Understanding the psychology of vaccination
Vaccination is the hot topic of 2021, as the world looks to escape the grip of COVID-19 and its various tentacle-like strains. Unfortunately, it’s been a rocky road thus far, not the least because of vaccine supply issues but also due to somewhat of a drug image problem.
I’m sure we’d like to think that we are generally rational people and that we make the best decisions based on the wealth of information provided to us. In reality, the way we often make our resolutions is biased and based on incomplete information.
The framing of vaccine efficacy
Imagine if I told you that there were 2 vaccines available to you:
- Vaccine A— COVID-19 showed no symptoms in 82% of people who chose this medicine
- Vaccine B — 1 in 5 people who have received this jab still suffered from COVID-19
Which vaccine would you choose?
My guess is that you probably went for Vaccine A, right?
A recent report by AstraZeneca stated that with two doses and a 12-week intermediate period, the drug had been 82% effective against the virus.
In the example above, both vaccines are the same — they are AstraZeneca. The reason that vaccine A looks more attractive is because I have framed its efficacy in a positive light, while for B I have focused on its inefficacy. Taking advantage of language and framing is a common technique used by people trying to influence others. You will see it all of the time in the media and from politicians. Next time you’re being presented with statistics in either a positive or negative frame, try flipping the frame and seeing if you still hold the same opinion. E.g. 9 out 10 politicians are honest vs. 10% of all politicians are corrupt (I made up this statistic).
Blood clots and the availability bias
Now let’s look into those nasty blood clots!
At last count there have been 2 deaths from the rare condition of ‘thrombosis with thrombocytopenia syndrome’ (TTS), which is specific to people who have received the AstraZeneca vaccine.

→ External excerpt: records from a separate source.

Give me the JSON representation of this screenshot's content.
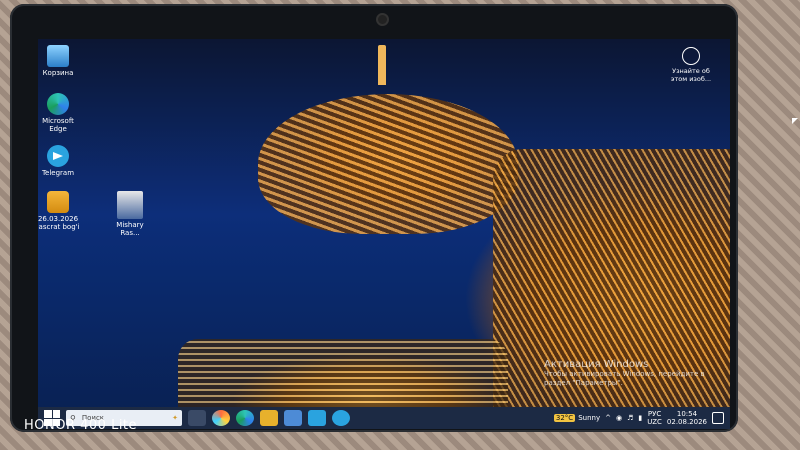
{
  "desktop_icons": [
    {
      "icon": "recycle-bin-icon",
      "label": "Корзина"
    },
    {
      "icon": "edge-icon",
      "label": "Microsoft Edge"
    },
    {
      "icon": "telegram-icon",
      "label": "Telegram"
    },
    {
      "icon": "folder-icon",
      "label": "26.03.2026 Jascrat bog'i"
    },
    {
      "icon": "photo-icon",
      "label": "Mishary Ras..."
    }
  ],
  "spotlight": {
    "label": "Узнайте об этом изоб..."
  },
  "activation": {
    "title": "Активация Windows",
    "body": "Чтобы активировать Windows, перейдите в раздел \"Параметры\"."
  },
  "taskbar": {
    "search_placeholder": "Поиск",
    "weather_temp": "32°C",
    "weather_label": "Sunny",
    "lang_top": "РУС",
    "lang_bottom": "UZC",
    "time": "10:54",
    "date": "02.08.2026"
  },
  "device_brand": "HONOR 400 Lite",
  "colors": {
    "taskbar": "#1c2a44",
    "activation_text": "#c0c7d4",
    "temp_badge": "#f1c341"
  }
}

Blood clotting itself is actually a common cause of death in Australia, causing 10% of hospitalised deaths. Without making light of any loss of life, two deaths is a miniscule 0.2% of the 910 COVID-19 attributable deaths in Australia. So if vaccines have potential to save many lives and open up the world again, why is 0.2% chance of death from blood clotting holding people back?
The answer is the same reason that anti-vax has become a thing — availability bias.
As I wrote in November last year, the availability bias is where humans rely on the information that is most accessible to us. If we are bombarded by news reports of another case of blood clotting, we automatically think that the importance the media has given to this story reflects the relative size of the problem. It doesn’t, and sensationalist reporting can actually do major harm in the community. Similarly, articles showing the protests and exploits of a handful of anti-vaxxers may influence people to think that this minority is larger than it actually is.
If you are worried about blood clotting, and this is stopping you from being vaccinated, please speak to an expert and don’t just take that YouTube influencer’s word for it.
How ideas spread
Momentum is a powerful thing in spreading a message and its somewhat ironic that the misinformation about vaccines often spreads just like the viruses they are trying to protect us from. In Malcolm Gladwell’s influential book, The Tipping Point, he discusses the three rules that cause ideas to spread throughout a community.
- The Law of the Few — where influential people play a big role in spreading the message
- The Stickiness Factor — the memorability of the message
- The Power of Context — what has happened recently can greatly assist the spread
One of the main reasons why the concept of anti-vaccination became a thing, is that influential people spread their opinions using personal stories, which were both emotional and memorable. A good story is always much more powerful than a bunch efficacy statistics buried within a research paper.
A study of the human psyche
Events that only occur once in a lifetime are fascinating studies into social psychology and the ways humans respond to adverse situations. While such a serious pandemic will hopefully only happen to us once, there will be countless other challenges we may face throughout our days — wars, natural disasters, alien encounters, who knows? This means that while no two disasters are alike, there is much we can learn and transfer to future situations that we meet. Hopefully we’re lucid and smart enough to apply these lessons when future trials inevitably come around.